Para terminar cito uma frase de Amilcar de Castro, que acredito traduz a essência da busca pela originalidade, seja ela como e qual for, desde que você encontre o seu próprio caminho.
“O que caracteriza um artista é ele olhar para dentro de si mesmo. Toda experiência em arte é um experimentar-se, é a experiência de si mesmo, é uma pesquisa em você mesmo. Você não pode fazer experiências com os outros. Este silêncio do olhar para dentro à procura da origem das coisas é que é o grande problema da arte. Procurando a origem você fica original, e não querendo fazer uma coisa diferente. É por isso que eu acho que criar está junto com viver, que arte e vida são a mesma coisa.”
*LISSOVSKY, Mauricio. O tempo e a originalidade da fotografia moderna.
Tem vezes que leio algum post aqui e fico sem nem ter como comentar!
Agora refletindo sobre isto aqui, me veio a pergunta: será que clichês são de época? Porque nos últimos 30, 40 anos os clichês, segundo a pesquisa que linkou, são esses 13, mas e no período de 80 a 30 anos atrás, terão sido outros? Ou seja, clichê evolui, muda, é suplantado? Acho que precisamos de mais algum Martin Parr para nos mostrar os clichês mais antigos!
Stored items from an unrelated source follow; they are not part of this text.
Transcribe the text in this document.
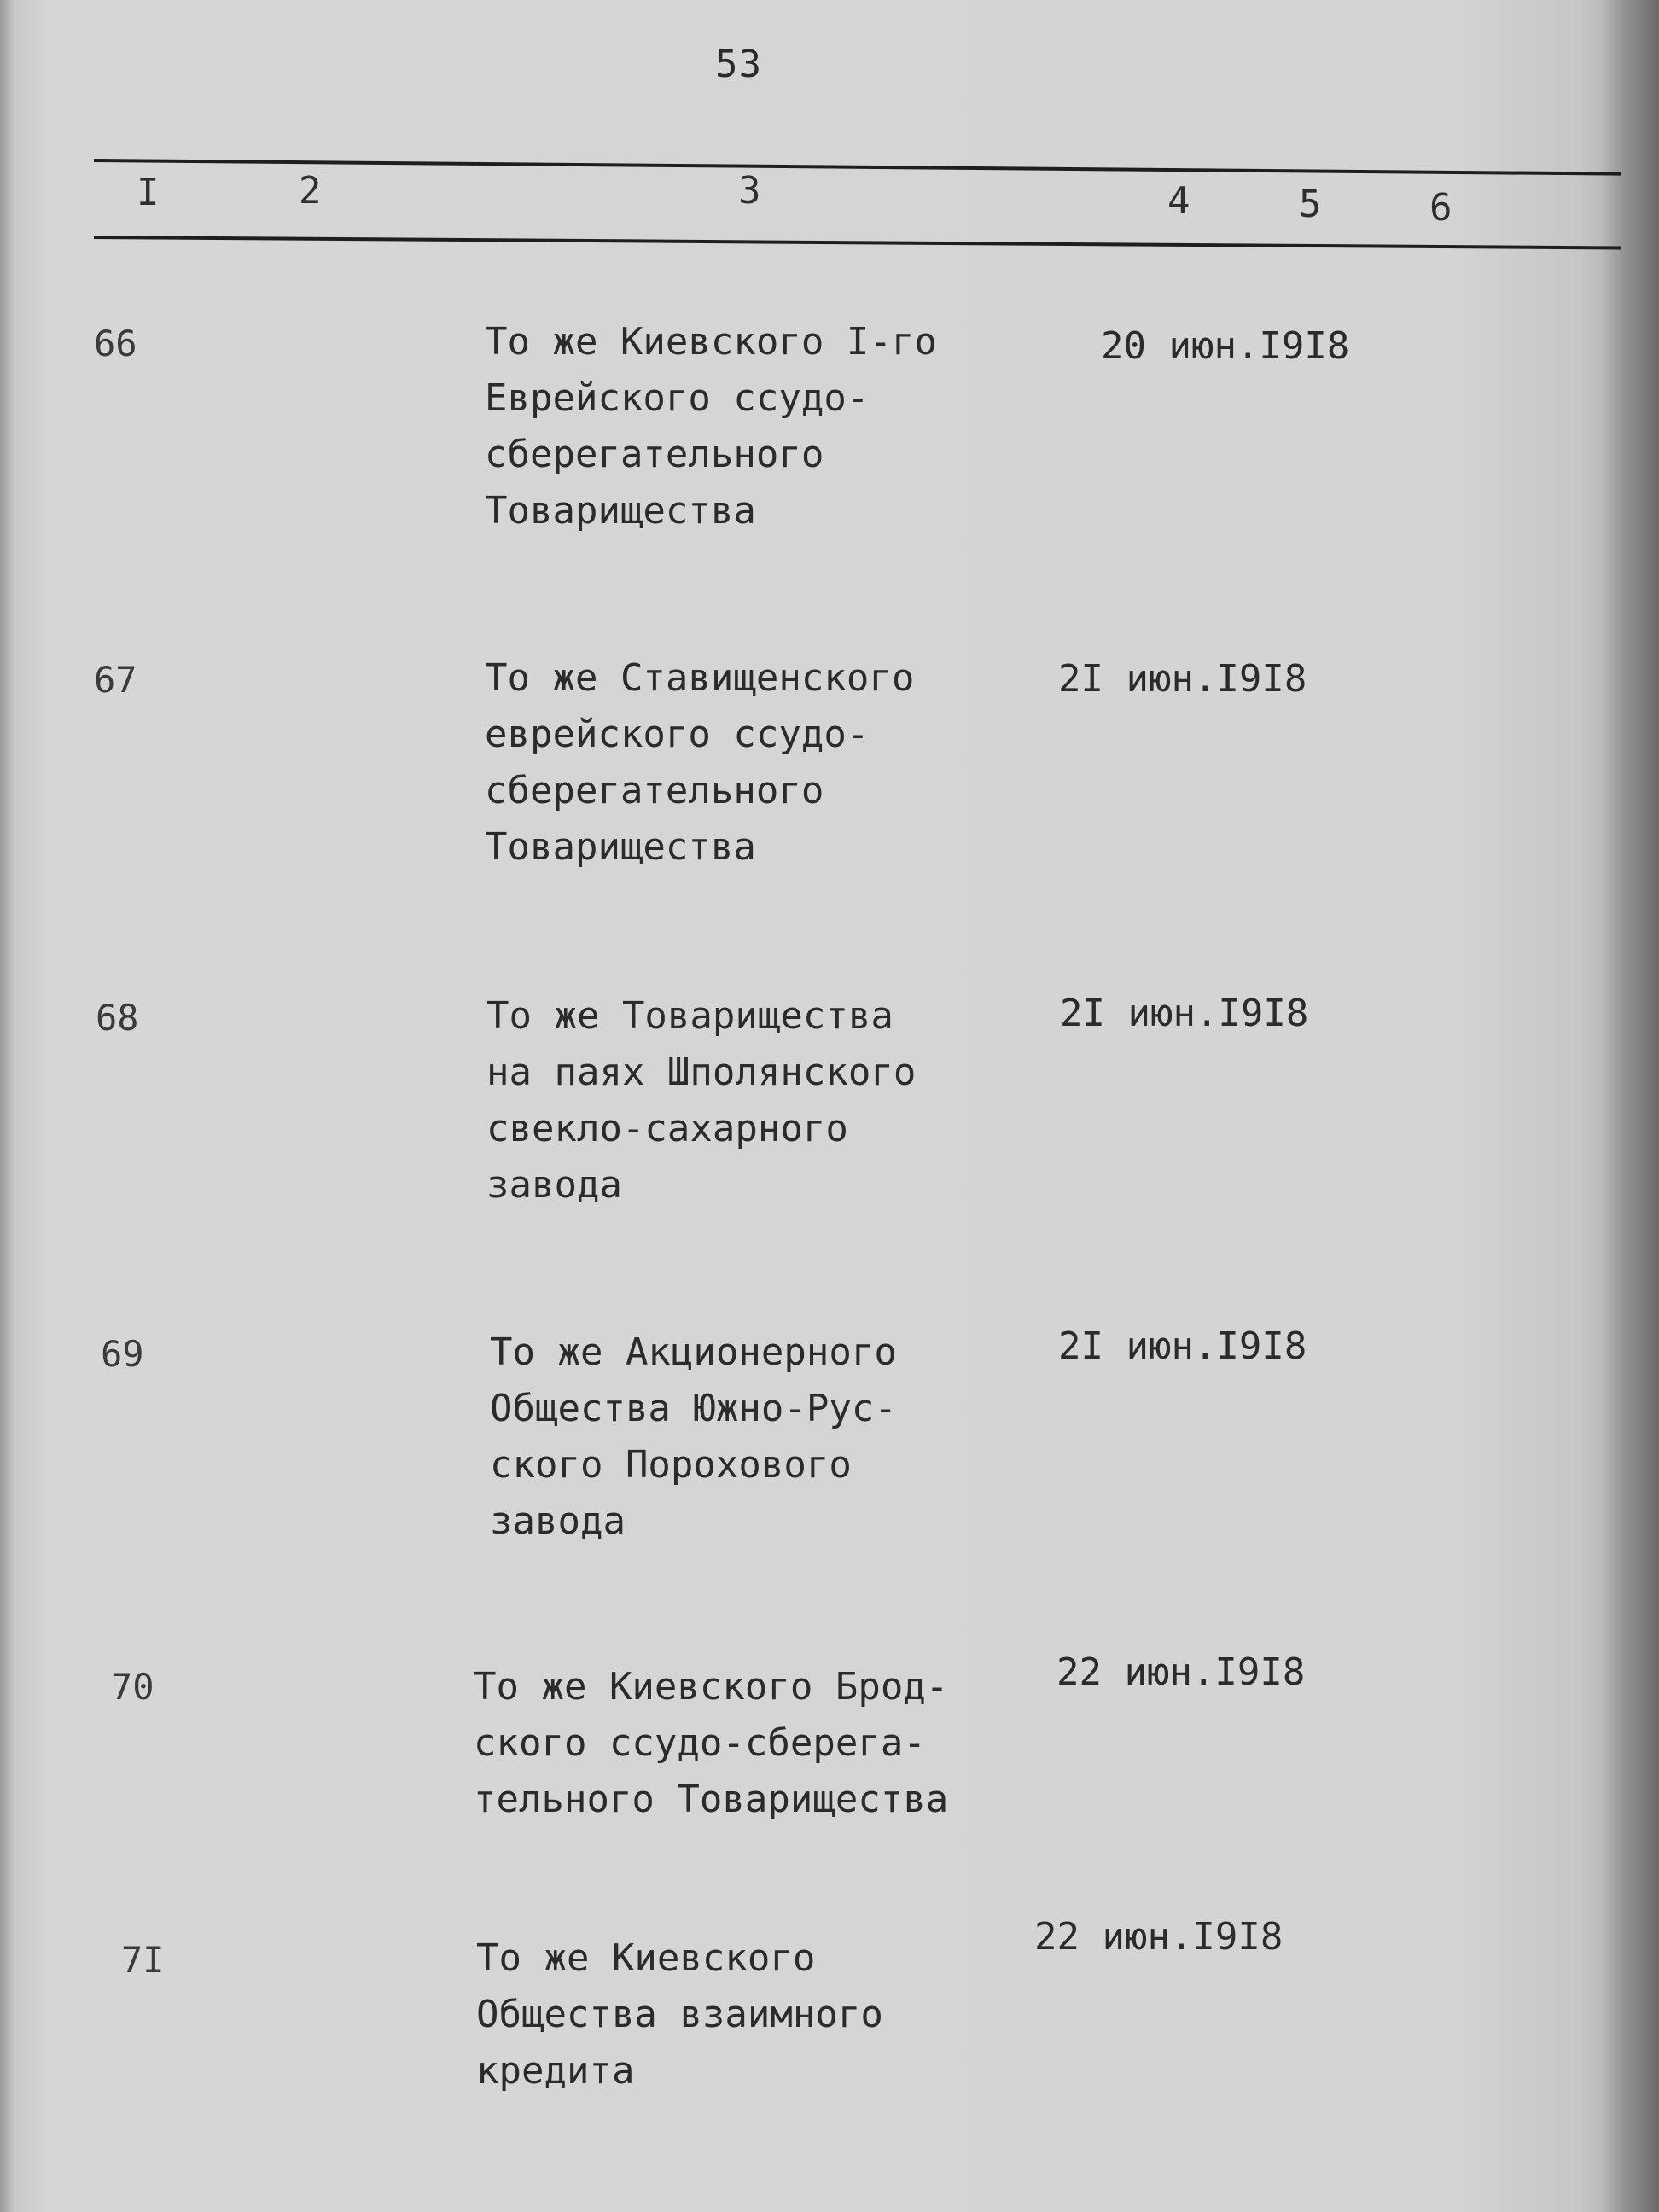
53
I	2	3	4	5	6
66	То же Киевского I-го
Еврейского ссудо-
сберегательного
Товарищества
20 июн.I9I8
67	То же Ставищенского
еврейского ссудо-
сберегательного
Товарищества
2I июн.I9I8
68	То же Товарищества
на паях Шполянского
свекло-сахарного
завода
2I июн.I9I8
69	То же Акционерного
Общества Южно-Рус-
ского Порохового
завода
2I июн.I9I8
70	То же Киевского Брод-
ского ссудо-сберега-
тельного Товарищества
22 июн.I9I8
7I	То же Киевского
Общества взаимного
кредита
22 июн.I9I8
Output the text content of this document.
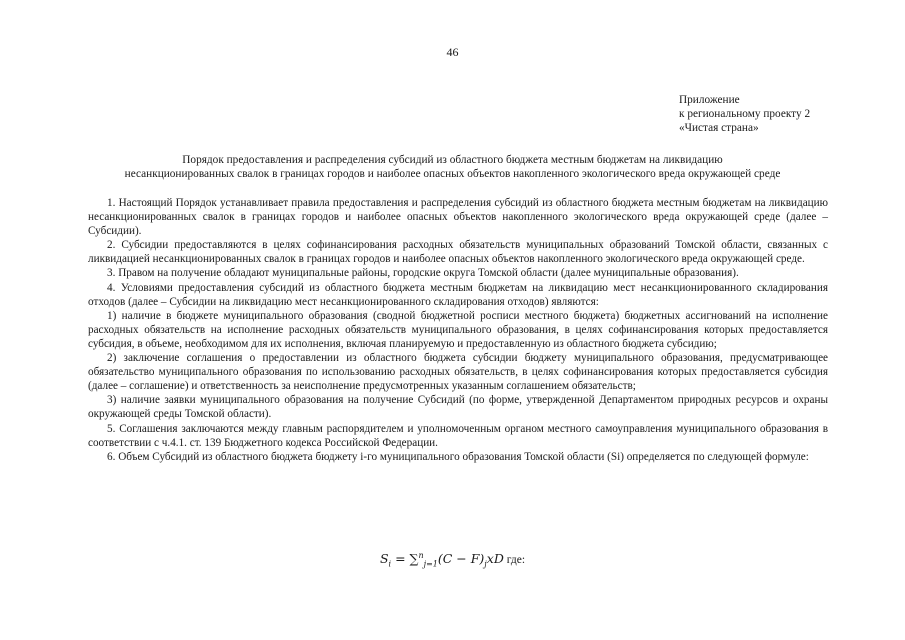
46
Приложение
к региональному проекту 2
«Чистая страна»
Порядок предоставления и распределения субсидий из областного бюджета местным бюджетам на ликвидацию
несанкционированных свалок в границах городов и наиболее опасных объектов накопленного экологического вреда окружающей среде

1. Настоящий Порядок устанавливает правила предоставления и распределения субсидий из областного бюджета местным бюджетам на ликвидацию несанкционированных свалок в границах городов и наиболее опасных объектов накопленного экологического вреда окружающей среде (далее – Субсидии).

2. Субсидии предоставляются в целях софинансирования расходных обязательств муниципальных образований Томской области, связанных с ликвидацией несанкционированных свалок в границах городов и наиболее опасных объектов накопленного экологического вреда окружающей среде.

3. Правом на получение обладают муниципальные районы, городские округа Томской области (далее муниципальные образования).

4. Условиями предоставления субсидий из областного бюджета местным бюджетам на ликвидацию мест несанкционированного складирования отходов (далее – Субсидии на ликвидацию мест несанкционированного складирования отходов) являются:

1) наличие в бюджете муниципального образования (сводной бюджетной росписи местного бюджета) бюджетных ассигнований на исполнение расходных обязательств на исполнение расходных обязательств муниципального образования, в целях софинансирования которых предоставляется субсидия, в объеме, необходимом для их исполнения, включая планируемую и предоставленную из областного бюджета субсидию;

2) заключение соглашения о предоставлении из областного бюджета субсидии бюджету муниципального образования, предусматривающее обязательство муниципального образования по использованию расходных обязательств, в целях софинансирования которых предоставляется субсидия (далее – соглашение) и ответственность за неисполнение предусмотренных указанным соглашением обязательств;

3) наличие заявки муниципального образования на получение Субсидий (по форме, утвержденной Департаментом природных ресурсов и охраны окружающей среды Томской области).

5. Соглашения заключаются между главным распорядителем и уполномоченным органом местного самоуправления муниципального образования в соответствии с ч.4.1. ст. 139 Бюджетного кодекса Российской Федерации.

6. Объем Субсидий из областного бюджета бюджету i-го муниципального образования Томской области (Si) определяется по следующей формуле:

$S_i = \sum^n_{j=1}(C - F)_jxD$ где:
clichê é tudo! é com ele que aprendemos, que nos situamos no mundo. graças aos clichês temos a oportunidade de praticar, esgotar possibilidades e, somente depois disso, pensar em algo que ainda não foi pensado. é injusto encarar a originalidade como único norte criativo e o clichê como algo disprezível.
e o que é uma foto original? se imagens são polissêmicas, malhas gigantes e não-lineares de significado, então basta mudar o prisma que teremos uma nova imagem. pode ser clichê pra quem já viu, mas será original pra quem ainda vai ver. ora, nem todo mundo evolui da mesma maneira, na mesma velocidade.
muita sacanagem essa polarização que o homem costuma fazer: de um lado a “coisa boa”, o original. do outro, o “vilão”, o clichê. e a gente, besta, entra direitinho nessa brincadeira que só serve pra gerar estresse. se o trabalho é velho ou novo, isso deveria pouco importar.
Tenho estado em diferentes lugares vendo e ouvindo sobre fotografia e criação artística. Em geral observo que a maioria das pessoas estão num jogo de repetir conhecimentos para validarem seus interesses de grupos ou dos seus trabalhos e que poucas conseguem pensar por contra própria a partir das suas próprias experiências. Esse texto bem colocado da Maíra com os comentários do Alexandre e do Chico revelam que o mais importante em qualquer área de conhecimento é sabermos usar qualquer conceito externo para desenvolver uma inteligência particular que é inerente a tudo e a todos.